Between March and June 2020, dental practices were instructed to close and postpone routine and non-emergency dental care to limit the spread of Covid-19.
Data for children is recorded on an annual basis and shows that the volume of dental visits, which has fallen significantly during the pandemic, has shown signs of improvement over the past year.
Figures show 27,048 (39%) young people in Northumberland saw their dentist in the last year, up from 31% in 2020 and 63% in 2019.
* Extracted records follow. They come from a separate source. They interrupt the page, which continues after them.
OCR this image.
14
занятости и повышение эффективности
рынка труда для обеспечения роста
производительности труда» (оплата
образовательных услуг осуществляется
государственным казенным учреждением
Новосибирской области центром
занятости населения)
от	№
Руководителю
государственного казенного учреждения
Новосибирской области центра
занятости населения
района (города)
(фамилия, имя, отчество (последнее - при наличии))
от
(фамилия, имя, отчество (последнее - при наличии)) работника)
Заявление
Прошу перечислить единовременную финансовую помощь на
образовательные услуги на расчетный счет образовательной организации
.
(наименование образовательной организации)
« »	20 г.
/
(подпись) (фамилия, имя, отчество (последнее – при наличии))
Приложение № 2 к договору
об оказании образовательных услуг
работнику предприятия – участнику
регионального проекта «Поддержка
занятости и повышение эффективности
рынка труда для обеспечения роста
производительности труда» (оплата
The British Dental Association says the figures are proof that NHS dentistry is on ‘the last ditch floor’ and in dire need of reform.
It says 40 million fewer treatments were delivered between April 2020 and December 2021.
BDA chairman Eddie Crouch said every missed appointment translates to bottled up issues that could see patients left behind needing more extensive and costly interventions.
He said: “For the sake of our patients, urgent and real reform cannot remain stuck on the government’s ‘too difficult’ list.”
A spokeswoman for the Department of Health and Social Care said: ‘Dental care levels are rising and emergency care has returned to pre-pandemic levels thanks to the hard work of staff.